Yo pensé que ese día yo me alegraría mucho. De verlo morir. Yo pensé, muchas veces, que alguien como ese hombre tendría que sufrir en vida para pagar todo lo que hizo y lo que ordenó hacer. Pero no. Murió convencido de haber hecho lo correcto y rodeado de las mejores atenciones. No sufrió. Se confirmó que es falso que en esta vida, todo se paga. Que lo que se hace, se devuelve. Que el bien siempre triunfa al final. Esas son frases vacías que vende la tele.
Y las víctimas. Yo me imaginaba un fiestón y me sorprendió ver el silencio con que se recibió la noticia. No se abrieron botellas de vino, no hubo gritos de alegría, no sonó la voz de Víctor. No hubo asados, ni llamadas, ni nada por el estilo. Siguieron la transmisión de los acontecimientos, incluyendo la amenaza del ejército de un nuevo golpe si no le hacían un funeral de estado; en silencio.

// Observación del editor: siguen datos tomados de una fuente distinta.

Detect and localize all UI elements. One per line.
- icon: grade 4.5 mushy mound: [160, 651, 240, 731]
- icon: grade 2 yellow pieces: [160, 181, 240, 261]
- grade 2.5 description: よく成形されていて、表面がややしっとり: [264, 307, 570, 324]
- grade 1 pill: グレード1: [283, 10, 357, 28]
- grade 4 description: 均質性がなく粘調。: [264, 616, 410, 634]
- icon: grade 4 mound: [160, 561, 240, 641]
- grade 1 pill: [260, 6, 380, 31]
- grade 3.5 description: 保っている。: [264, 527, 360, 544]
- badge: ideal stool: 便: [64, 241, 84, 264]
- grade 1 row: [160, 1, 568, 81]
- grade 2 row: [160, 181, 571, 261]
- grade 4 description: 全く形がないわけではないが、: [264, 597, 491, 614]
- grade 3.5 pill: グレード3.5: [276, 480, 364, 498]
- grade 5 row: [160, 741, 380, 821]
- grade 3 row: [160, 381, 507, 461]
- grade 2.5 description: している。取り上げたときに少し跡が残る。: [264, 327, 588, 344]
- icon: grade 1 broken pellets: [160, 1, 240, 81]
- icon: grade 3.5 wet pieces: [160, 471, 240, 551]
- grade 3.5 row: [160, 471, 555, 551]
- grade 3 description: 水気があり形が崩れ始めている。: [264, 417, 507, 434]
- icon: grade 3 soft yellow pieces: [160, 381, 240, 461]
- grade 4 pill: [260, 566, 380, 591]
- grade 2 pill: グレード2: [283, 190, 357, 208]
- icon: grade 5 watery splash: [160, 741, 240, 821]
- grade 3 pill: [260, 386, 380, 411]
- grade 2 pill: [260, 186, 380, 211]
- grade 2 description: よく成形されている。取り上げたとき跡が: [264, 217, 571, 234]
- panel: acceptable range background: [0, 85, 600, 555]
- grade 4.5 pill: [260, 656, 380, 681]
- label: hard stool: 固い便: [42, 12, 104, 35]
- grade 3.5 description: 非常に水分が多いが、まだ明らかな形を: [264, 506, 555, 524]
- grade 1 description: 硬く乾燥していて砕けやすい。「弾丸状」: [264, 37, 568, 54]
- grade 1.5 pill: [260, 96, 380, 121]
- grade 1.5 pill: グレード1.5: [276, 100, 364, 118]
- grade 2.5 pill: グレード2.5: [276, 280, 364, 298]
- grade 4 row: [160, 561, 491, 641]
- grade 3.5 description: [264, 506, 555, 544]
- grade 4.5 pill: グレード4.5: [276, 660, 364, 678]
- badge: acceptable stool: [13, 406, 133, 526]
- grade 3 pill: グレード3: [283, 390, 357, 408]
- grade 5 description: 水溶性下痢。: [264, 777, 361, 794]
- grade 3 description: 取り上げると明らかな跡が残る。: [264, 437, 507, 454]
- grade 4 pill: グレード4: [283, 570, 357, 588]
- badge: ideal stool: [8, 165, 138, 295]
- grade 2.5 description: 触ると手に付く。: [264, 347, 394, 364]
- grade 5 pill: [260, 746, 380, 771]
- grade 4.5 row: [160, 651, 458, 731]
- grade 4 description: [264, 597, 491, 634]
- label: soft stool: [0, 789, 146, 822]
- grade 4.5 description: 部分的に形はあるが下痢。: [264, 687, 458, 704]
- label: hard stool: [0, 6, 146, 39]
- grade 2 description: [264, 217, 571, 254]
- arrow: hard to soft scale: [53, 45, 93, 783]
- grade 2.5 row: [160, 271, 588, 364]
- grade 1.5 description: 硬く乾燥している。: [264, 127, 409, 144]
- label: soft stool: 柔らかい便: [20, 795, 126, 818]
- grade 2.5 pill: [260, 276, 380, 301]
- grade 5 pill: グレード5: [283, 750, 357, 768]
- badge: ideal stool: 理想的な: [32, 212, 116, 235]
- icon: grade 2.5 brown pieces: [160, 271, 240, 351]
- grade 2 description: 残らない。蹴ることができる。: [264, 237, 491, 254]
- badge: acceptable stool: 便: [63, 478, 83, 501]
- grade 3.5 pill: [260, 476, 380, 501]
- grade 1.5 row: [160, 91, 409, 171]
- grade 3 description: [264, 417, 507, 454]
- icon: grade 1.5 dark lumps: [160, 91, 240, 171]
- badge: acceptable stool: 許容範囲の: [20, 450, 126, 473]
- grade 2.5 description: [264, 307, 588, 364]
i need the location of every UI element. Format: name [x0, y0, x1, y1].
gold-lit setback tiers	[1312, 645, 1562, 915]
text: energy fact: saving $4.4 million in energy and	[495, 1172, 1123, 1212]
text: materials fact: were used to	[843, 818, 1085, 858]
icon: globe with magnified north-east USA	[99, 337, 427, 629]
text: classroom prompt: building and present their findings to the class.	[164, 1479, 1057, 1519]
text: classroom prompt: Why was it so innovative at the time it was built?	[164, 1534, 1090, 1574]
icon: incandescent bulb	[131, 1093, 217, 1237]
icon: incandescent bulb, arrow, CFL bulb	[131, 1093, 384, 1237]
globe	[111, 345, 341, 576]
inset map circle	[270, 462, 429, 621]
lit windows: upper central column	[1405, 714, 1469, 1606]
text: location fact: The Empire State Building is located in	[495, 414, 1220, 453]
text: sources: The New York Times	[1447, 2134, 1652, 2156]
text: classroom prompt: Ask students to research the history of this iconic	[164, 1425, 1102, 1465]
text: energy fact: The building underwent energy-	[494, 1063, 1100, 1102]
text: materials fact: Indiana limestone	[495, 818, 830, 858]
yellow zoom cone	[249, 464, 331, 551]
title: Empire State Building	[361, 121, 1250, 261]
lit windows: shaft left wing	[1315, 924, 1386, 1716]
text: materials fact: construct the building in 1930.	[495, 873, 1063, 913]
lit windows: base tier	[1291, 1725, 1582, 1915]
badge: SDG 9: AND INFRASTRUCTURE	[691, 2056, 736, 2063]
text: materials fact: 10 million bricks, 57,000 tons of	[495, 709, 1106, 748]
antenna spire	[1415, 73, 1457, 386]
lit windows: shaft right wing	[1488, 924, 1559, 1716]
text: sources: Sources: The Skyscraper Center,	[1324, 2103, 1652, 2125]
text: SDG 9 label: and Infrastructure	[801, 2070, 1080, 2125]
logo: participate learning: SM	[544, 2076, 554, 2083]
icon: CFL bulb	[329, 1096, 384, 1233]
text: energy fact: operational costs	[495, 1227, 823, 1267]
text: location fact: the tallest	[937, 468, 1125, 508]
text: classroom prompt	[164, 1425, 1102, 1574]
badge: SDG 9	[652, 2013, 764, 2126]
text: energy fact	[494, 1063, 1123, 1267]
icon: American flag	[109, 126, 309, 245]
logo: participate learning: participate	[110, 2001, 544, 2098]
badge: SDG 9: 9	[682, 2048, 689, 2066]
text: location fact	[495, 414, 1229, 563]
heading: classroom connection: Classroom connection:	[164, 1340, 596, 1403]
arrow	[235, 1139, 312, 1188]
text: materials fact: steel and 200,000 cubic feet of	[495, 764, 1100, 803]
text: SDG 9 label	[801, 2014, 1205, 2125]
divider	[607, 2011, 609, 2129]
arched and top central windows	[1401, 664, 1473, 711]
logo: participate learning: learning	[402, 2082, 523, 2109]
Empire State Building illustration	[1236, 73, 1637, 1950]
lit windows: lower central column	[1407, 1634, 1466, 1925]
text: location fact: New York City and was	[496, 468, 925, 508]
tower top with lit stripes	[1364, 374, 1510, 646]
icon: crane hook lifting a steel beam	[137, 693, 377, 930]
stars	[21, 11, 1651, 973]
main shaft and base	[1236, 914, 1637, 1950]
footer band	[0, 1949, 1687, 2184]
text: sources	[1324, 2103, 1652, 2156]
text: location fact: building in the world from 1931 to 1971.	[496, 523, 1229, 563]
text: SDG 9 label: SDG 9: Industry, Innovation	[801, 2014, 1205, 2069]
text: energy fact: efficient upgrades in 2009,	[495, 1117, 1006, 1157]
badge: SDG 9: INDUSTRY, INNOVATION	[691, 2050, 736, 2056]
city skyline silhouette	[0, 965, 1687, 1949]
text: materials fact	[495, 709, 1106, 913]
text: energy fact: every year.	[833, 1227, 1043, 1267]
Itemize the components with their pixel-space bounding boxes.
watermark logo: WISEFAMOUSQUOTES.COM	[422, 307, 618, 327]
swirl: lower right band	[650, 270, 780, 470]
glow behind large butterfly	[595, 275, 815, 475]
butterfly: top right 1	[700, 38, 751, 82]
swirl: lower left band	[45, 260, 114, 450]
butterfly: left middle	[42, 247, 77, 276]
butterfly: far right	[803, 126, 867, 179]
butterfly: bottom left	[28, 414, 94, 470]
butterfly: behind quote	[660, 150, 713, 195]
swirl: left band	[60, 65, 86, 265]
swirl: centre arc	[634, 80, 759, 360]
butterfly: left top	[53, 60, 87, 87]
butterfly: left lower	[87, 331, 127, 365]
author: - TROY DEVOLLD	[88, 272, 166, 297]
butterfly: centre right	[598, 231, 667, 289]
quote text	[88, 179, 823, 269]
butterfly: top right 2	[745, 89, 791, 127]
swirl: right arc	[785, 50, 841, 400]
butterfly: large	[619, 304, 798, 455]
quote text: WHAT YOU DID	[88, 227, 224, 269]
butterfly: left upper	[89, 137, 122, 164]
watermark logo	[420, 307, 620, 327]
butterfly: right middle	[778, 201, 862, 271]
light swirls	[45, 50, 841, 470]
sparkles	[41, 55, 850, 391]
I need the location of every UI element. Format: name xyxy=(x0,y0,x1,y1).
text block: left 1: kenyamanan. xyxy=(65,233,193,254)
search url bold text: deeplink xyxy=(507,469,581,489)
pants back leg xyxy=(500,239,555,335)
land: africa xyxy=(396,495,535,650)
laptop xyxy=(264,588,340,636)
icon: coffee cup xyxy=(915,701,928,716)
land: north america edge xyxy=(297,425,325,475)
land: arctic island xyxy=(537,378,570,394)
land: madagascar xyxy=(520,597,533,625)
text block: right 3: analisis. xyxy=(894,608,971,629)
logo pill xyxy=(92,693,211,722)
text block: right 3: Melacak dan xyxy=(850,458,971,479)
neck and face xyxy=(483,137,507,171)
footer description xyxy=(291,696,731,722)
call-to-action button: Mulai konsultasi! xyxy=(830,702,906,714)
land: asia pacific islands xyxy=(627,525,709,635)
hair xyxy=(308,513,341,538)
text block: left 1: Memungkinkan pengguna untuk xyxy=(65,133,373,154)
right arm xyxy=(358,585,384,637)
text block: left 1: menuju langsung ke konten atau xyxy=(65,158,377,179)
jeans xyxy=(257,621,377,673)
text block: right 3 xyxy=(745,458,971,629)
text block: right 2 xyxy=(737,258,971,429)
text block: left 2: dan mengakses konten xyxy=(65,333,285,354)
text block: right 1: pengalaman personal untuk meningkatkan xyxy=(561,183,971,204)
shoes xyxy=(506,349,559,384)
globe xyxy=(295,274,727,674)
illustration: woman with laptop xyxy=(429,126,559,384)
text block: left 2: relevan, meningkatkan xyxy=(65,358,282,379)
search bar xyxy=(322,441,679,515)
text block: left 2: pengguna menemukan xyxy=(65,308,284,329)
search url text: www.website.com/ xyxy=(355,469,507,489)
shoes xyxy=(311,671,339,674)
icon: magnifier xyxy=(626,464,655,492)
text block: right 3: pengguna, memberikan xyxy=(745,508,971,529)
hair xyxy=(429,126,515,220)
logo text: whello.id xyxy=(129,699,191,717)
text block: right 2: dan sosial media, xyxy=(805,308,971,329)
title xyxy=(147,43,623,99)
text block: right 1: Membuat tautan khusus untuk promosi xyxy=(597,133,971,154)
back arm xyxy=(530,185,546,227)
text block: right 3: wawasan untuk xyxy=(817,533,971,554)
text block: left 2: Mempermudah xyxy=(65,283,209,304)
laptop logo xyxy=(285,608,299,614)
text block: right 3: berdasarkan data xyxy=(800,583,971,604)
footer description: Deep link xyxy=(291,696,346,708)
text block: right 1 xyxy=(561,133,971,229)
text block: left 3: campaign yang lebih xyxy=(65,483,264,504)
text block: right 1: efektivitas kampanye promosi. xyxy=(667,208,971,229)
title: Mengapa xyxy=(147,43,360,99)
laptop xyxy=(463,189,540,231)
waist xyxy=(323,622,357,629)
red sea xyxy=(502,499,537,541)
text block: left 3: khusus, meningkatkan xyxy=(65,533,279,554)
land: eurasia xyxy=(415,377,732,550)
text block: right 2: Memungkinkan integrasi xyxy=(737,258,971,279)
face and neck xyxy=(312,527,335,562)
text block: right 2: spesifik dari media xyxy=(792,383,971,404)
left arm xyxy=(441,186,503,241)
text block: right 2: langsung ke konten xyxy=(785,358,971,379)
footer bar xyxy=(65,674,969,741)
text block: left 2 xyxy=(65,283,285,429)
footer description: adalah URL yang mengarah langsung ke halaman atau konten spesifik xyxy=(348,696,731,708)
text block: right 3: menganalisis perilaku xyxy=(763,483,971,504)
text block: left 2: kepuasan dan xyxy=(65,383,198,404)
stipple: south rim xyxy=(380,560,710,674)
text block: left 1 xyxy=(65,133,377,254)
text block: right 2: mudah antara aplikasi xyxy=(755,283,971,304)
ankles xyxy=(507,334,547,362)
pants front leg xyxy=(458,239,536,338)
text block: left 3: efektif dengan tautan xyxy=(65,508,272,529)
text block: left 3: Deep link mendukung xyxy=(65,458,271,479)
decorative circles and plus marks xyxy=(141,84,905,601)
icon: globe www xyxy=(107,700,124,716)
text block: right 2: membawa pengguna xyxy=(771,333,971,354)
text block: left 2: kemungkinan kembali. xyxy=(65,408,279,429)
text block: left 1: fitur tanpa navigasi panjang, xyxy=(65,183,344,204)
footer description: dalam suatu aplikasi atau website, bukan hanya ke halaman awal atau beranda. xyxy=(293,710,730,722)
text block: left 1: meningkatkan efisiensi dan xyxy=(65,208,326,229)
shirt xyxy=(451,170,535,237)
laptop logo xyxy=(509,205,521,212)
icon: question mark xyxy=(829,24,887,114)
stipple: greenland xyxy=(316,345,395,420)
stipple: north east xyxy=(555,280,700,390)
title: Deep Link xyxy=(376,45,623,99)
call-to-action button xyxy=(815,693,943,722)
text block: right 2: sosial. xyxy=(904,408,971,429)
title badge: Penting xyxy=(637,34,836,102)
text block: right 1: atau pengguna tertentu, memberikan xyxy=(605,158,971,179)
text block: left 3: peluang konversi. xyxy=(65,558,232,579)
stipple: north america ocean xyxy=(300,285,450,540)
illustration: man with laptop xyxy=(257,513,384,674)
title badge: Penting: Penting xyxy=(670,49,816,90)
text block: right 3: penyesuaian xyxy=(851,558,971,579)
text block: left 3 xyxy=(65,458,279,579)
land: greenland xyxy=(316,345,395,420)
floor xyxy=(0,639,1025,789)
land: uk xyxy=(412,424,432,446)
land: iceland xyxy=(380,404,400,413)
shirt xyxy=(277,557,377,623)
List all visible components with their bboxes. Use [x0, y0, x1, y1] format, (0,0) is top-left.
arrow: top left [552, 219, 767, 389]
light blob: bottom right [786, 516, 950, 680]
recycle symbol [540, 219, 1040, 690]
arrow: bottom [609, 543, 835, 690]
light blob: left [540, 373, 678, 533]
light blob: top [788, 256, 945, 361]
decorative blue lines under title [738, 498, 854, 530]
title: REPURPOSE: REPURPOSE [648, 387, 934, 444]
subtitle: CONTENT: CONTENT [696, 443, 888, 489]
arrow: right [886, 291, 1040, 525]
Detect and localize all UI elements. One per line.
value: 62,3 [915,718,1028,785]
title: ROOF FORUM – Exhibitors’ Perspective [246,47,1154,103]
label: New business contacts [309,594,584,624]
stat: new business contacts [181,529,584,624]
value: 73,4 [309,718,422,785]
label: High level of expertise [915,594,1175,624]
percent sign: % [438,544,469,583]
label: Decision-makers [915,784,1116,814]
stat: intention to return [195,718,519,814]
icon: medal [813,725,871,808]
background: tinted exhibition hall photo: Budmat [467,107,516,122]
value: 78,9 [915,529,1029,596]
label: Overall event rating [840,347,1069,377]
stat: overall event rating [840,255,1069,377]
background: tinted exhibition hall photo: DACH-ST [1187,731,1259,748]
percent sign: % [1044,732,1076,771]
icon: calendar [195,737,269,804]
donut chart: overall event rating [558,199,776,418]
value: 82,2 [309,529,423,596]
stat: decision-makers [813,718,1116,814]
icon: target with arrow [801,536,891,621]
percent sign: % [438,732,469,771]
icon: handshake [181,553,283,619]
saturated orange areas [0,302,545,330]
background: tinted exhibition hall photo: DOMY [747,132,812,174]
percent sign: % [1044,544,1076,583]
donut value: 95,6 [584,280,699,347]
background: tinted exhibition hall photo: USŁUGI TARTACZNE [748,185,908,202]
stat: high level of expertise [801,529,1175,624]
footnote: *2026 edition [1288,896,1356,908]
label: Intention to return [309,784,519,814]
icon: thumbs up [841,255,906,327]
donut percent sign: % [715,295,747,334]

Hoy, por cosas que pasan en la vida y particularmente por la muerte, lo entiendo. Me llaman a decirme que se está muriendo y yo me reviso por dentro y no siento nada. Nada. Me dicen que hizo mucho por mí cuando estaba chiquita. Es cierto. Pero también es cierto que lo pagué en sangre. De él aprendí que era cierto que hay personas malas en el mundo, aprendí los juegos de poder, las manipulaciones, las intrigas, las amenazas, los castigos, los efectos devastadores de la competencia y de las preferencias, los primeros ataques de pánico. Aprendí a quedarme callada cuando pasaban cosas que aun revivo en pesadillas, supe que el dinero compra silencios cómplices de cosas terribles. Me enseñó que la crueldad puede arruinar cualquier fecha, paseo o viaje, que las cosas se dirigen por plata, que la mentira funciona.
Ni siquiera lo odio. No sé cuándo dejé de tenerle miedo y cuando dejé de odiarlo. Sí sé que nunca lo quise, que nunca lo pude querer, que era una barrera infranqueable, porque uno no llega a encariñase con quien te tortura. Pero hoy no siento nada. Ni siquiera hay ganas de llorar, compasión o agradecimiento de los viejos tiempos. Ni siquiera ese viejo temor, la incomodidad, la sensación de estar sentada en un disco encendido de cocina, el temor de dar un paso sin saber qué parte del piso está electrocutada. Bien decía Benedetti que un torturador no se redime suicidándose, pero algo es algo.
Yo hoy tengo misma paz de las víctimas chilenas. Una dignidad calma. Una impasibilidad absoluta. No es refractaria. Es plenamente consciente. A él la humanidad no le dio para perdonarme mi inocencia. A mí la mía no me permite alegrarme jamás de la muerte de un ser humano, por más vil que haya sido su vida. Pero mañana, cuando salga el sol, el mundo será un lugar más seguro para mí y para Santiago. Un hijo mío no lo conocerá nunca. Un niño en alguna parte se habrá evitado ese peligro. Habrá uno menos.
Y yo, que aun estoy aquí, cerraré los ojos y diré por dentro que ojalá haya encontrado paz en sus últimos momentos. Por lo demás, no me importa si se va al cielo o al infierno o qué le pasó, cómo, dónde y cuándo. Y me sentiré más libre, sin esa sombra, sin ese miedo. Se terminó. No más. Finalmente.